AH, INNOCENCE! What would we Americans have for a subject without it? What could we claim as the spine of our literary history if we didn’t have, as a ubiquitous protagonist, an innocence which we can send abroad or dedicate an age to; an innocence we can never go home to again; an innocence that, in our minds, we can summon forth perpetually to be soiled and beaten down by the crudities of experience; but an innocence, finally, which will never be completely obliterated from our memory.

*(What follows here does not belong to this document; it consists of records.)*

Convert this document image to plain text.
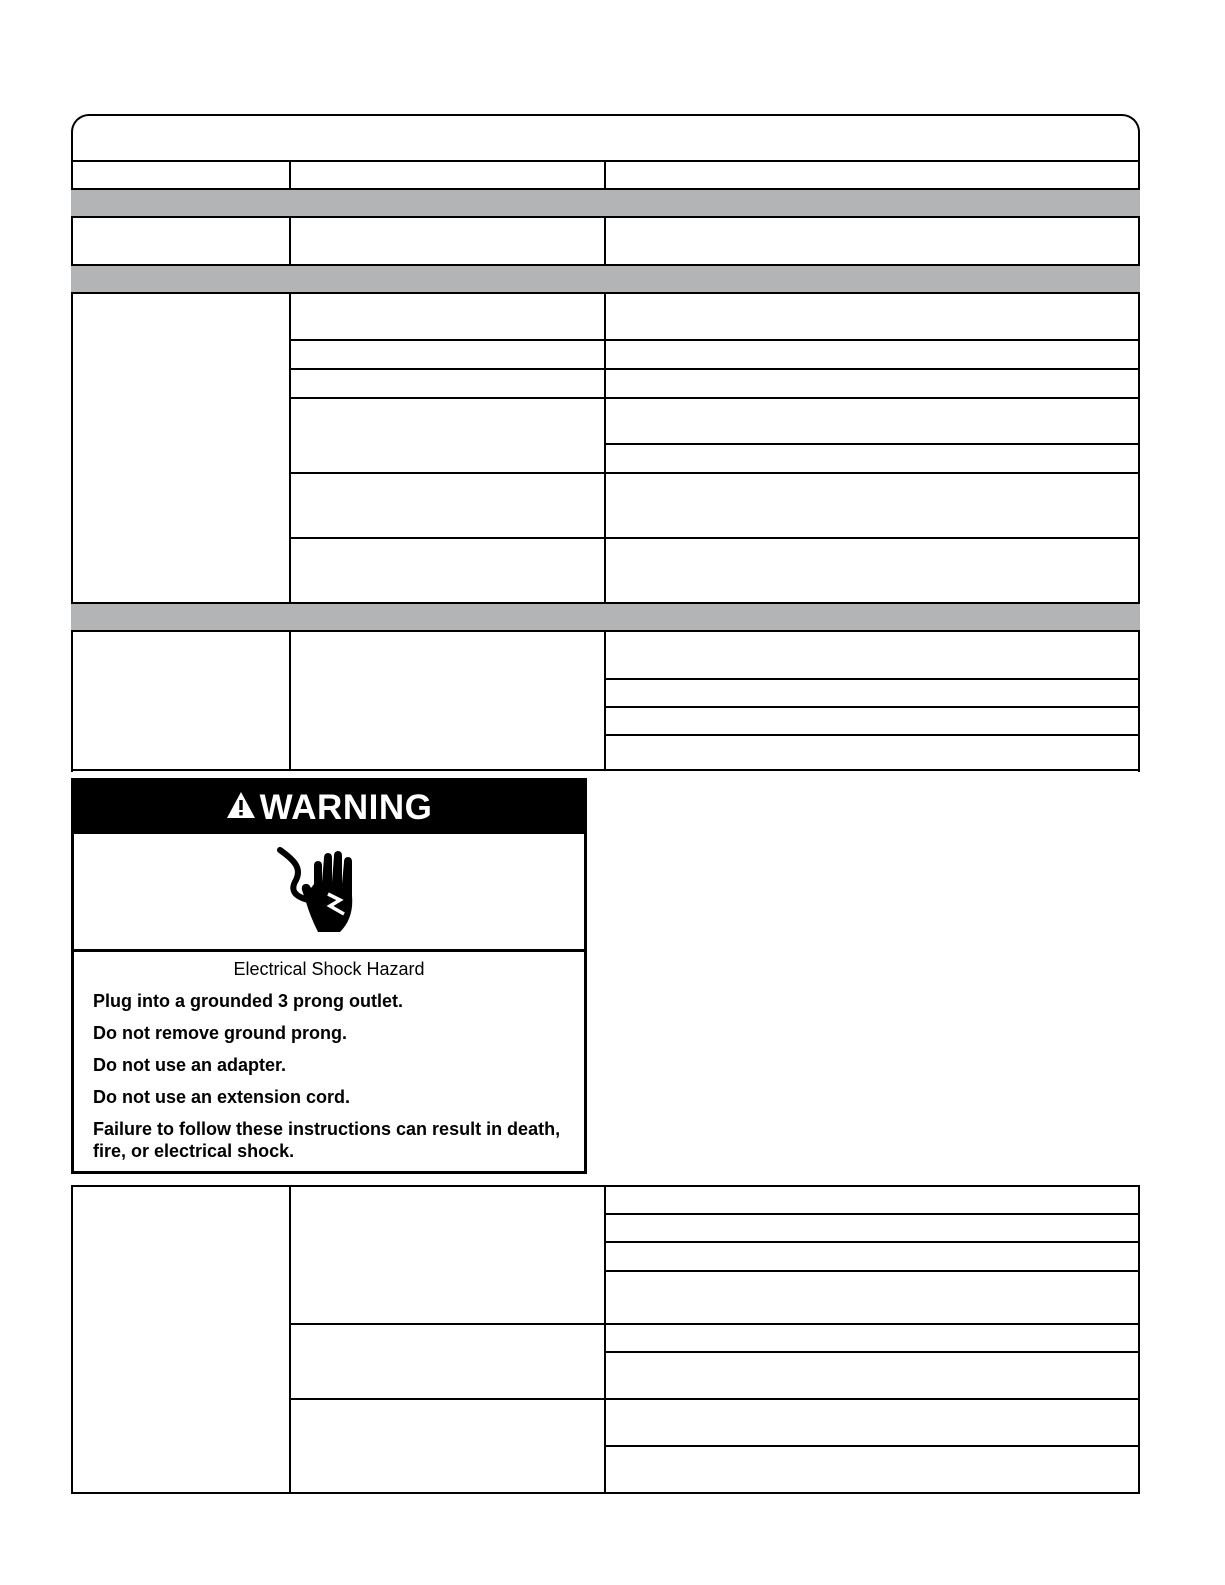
WARNING
Electrical Shock Hazard
Plug into a grounded 3 prong outlet.
Do not remove ground prong.
Do not use an adapter.
Do not use an extension cord.
Failure to follow these instructions can result in death, fire, or electrical shock.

Whatever the rough facts of existence teach us about our frailties of being, we still cling to the recollection that it was not always so, that we have not been predestined for the dull, grinding, self-centered agonies of our daily selves; but, rather, in the history of our consciousness, we once had a clear vision of joy and beauty that we have only sold or misplaced in the scramble to build a society. On a popular level, this has meant that many of our whores anonymously send their unseen children to the best colleges, that our murderers risk police bullets in order to see their bedridden mothers once more before they die, that our besotted journalists of mayhem and scandal keep, tucked deeply away i their desk drawer, a half-finished, lyric novel about their childhood. We may smile at these types, but we never completely disown them because, as gross as they are, they somehow create and reenact for us our pageant of original purity, a drama of clear definitions that tells us that although we are misguided and lost, we are not irremediably tragic.